Впрочем, какая бы из версий ни победила, теория перевоплощения грешного государя в святого старца продолжит жить. Недаром за последние 150 лет ею тщательно занимались десятки, сотни серьезных людей, не исключая даже Льва Толстого. И хотя сам Лев Николаевич, написавший о казусе Федора Томского не вполне законченную книгу, достоверности теории не подтверждал, сама она (теория) якобы повлияла на его решение удалиться перпендикулярно прежней жизни. Мимо станции Астапово, далее навсегда.

Я совершенно не готов прочно судить, убежал ли император из жизни, еще на 40 лет оставшись. Но, судя по изученным мною источникам, такое вполне могло быть.

И дело не в том, что Александр Павлович так уж пролон-гированно терзался соучастием в убийстве отца. В конце концов, он оправдывал себя тем, что играл от обороны: отец мог в любой момент заточить старшего сына в крепость, а наследником престола сделать, например, принца Евгения Вюртембергского. Нет, здесь, пожалуй, иное. Еще в первое десятилетие правления император убедился, что, сколько бы желания и полномочий у самого абсолютного правителя ни было, радикальные реформы в России провести невозможно. Как не построить небоскреб на болоте. Эти пространства и эти люди не приуготованы для постепенных, милых, улыбчивых преобразований в сторону Европы. В ходе таких вот реформ дорогие россияне — и беспородные, и особенно элитных пород— обрушат царство и превратят всё в один степной хаос. Так что если браться за перемены, то сугубо кровавым образом, как Петр I или большевики (о первом император что-то помнил, вторых как-то предвидел).

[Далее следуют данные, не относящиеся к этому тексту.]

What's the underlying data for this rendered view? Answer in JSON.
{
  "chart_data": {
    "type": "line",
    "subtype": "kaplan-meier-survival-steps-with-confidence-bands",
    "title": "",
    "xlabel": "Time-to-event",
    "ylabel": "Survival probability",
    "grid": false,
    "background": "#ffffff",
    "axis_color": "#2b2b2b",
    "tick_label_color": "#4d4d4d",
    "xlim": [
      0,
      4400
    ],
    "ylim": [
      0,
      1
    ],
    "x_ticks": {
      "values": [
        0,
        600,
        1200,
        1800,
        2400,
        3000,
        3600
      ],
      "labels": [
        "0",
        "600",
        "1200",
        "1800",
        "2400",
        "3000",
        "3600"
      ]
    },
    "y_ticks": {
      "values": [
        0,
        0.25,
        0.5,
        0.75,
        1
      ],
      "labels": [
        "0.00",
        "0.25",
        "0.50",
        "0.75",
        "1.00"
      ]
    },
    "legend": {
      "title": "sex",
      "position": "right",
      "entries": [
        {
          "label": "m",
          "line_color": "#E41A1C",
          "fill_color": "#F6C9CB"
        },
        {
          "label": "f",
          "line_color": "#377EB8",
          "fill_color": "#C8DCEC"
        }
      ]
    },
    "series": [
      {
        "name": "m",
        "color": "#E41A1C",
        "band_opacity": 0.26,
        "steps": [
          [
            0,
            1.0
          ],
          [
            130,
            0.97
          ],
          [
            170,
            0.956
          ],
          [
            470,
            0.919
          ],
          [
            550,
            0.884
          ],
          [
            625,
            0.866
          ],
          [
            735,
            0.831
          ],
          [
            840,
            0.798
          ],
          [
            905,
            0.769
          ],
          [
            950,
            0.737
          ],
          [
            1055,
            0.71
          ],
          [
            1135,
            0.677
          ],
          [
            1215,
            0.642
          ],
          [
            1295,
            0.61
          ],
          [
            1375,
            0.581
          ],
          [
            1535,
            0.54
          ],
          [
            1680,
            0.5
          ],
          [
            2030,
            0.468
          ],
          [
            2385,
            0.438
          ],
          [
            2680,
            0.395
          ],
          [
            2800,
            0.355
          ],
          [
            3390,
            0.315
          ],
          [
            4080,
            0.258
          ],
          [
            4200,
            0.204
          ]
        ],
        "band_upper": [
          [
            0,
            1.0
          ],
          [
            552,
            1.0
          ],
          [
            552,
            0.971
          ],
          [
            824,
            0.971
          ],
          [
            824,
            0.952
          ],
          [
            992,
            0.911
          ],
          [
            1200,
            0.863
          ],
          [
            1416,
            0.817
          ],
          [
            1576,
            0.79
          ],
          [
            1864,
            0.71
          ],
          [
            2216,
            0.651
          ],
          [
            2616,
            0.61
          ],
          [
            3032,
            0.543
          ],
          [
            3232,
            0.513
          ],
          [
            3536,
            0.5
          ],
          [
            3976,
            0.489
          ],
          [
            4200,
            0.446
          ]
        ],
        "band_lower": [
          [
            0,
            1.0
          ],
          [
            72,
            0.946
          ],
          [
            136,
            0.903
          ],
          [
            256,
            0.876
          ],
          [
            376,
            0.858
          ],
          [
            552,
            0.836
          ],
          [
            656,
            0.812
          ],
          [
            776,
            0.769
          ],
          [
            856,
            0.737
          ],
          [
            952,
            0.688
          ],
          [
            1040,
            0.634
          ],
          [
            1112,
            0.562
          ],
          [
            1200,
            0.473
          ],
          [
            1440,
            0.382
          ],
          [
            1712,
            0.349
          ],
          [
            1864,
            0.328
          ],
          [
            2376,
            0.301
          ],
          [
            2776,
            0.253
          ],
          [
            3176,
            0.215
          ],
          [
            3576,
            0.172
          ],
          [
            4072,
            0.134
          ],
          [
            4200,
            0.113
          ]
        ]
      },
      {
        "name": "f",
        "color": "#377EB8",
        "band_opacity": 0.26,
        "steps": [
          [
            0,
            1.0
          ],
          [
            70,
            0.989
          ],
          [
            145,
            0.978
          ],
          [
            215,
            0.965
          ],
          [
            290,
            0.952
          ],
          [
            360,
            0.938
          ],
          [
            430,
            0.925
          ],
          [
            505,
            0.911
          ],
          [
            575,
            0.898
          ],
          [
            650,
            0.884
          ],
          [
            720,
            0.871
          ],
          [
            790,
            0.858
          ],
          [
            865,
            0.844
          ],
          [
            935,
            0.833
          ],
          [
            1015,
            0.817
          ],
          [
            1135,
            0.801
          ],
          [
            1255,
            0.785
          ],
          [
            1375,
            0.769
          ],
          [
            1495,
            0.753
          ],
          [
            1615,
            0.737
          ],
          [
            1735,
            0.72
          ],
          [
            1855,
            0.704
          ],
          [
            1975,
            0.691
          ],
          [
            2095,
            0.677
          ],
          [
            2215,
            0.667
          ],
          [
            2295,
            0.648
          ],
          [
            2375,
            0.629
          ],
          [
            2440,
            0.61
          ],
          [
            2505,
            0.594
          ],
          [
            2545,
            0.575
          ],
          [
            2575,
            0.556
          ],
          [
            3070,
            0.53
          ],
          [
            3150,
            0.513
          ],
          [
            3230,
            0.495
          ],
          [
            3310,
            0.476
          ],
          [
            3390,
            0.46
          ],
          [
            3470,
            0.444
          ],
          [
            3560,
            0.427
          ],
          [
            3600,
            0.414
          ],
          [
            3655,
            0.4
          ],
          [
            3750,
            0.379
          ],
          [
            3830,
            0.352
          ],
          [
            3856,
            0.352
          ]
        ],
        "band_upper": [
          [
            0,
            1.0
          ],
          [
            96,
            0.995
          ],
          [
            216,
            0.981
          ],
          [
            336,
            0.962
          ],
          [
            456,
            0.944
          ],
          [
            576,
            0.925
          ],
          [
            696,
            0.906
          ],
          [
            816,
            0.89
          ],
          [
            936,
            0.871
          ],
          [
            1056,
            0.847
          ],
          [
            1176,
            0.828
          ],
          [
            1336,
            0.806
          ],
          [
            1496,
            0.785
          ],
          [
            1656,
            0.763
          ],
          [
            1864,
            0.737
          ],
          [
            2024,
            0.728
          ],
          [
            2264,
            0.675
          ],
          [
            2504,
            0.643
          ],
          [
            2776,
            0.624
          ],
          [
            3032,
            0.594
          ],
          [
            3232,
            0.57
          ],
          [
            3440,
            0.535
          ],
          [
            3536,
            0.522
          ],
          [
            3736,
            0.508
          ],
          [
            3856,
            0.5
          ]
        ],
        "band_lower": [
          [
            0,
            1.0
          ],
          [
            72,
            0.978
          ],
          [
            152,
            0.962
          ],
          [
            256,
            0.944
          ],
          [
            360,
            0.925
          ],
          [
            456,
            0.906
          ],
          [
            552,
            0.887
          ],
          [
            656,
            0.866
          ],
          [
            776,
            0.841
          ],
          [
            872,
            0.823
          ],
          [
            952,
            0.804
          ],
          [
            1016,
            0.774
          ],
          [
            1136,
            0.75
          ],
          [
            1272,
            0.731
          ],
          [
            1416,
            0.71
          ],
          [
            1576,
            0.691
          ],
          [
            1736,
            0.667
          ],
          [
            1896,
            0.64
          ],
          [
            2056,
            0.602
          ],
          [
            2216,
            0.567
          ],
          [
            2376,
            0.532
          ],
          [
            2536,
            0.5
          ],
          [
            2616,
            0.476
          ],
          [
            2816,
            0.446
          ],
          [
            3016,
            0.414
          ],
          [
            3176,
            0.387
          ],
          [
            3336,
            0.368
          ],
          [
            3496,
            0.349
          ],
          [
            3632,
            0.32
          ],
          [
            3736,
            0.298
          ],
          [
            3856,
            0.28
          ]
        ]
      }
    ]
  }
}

Дальше случилась война 1812 года. Которую выиграть России было, строго говоря, невозможно. Никак не по чину. Лучшие умы Европы систем «Меттерних> и «Талейран», конечно, считали, что Наполеон Бонапарт без особого труда уделает русского царя. Хотя сами-то заветно желали поражения императору французов (фактически же — главе тогдашнего Евросоюза). Да не только умы. Вон и ближайшие родственники Александра I — вдовствующая императрица Мария Федоровна и великий князь Константин Павлович — к началу осени советовали своему монарху сдаваться, пока еще могут быть сколько-нибудь почетные условия. Но наш император почему-то не сдался. Он типа отмолил победу. Крах Наполеона явился, в понимании Александра, не победой русского или еще какого-то оружия, а банальным чудом Господним (о чем почти прямо и говорится в царском манифесте от 31 декабря 1812-го). С тех пор безраздельный хозяин земли Русской стал окончательно впадать в глубокий мистицизм, замешанный на осмыслении, что никакой реальной власти у земных царей по делу нет и не может быть. Последним гвоздем в страдательный крест императора стало петербургское наводнение 1824 года — очень страшное по тем временам. Да, кем бы ты ни был по эту сторону земных баррикад. Его стихия — во веки веков сильнее. И любой тиран, способный держать в страхе миллионные орды подданных, — лишь песчиночка из Господнего решета.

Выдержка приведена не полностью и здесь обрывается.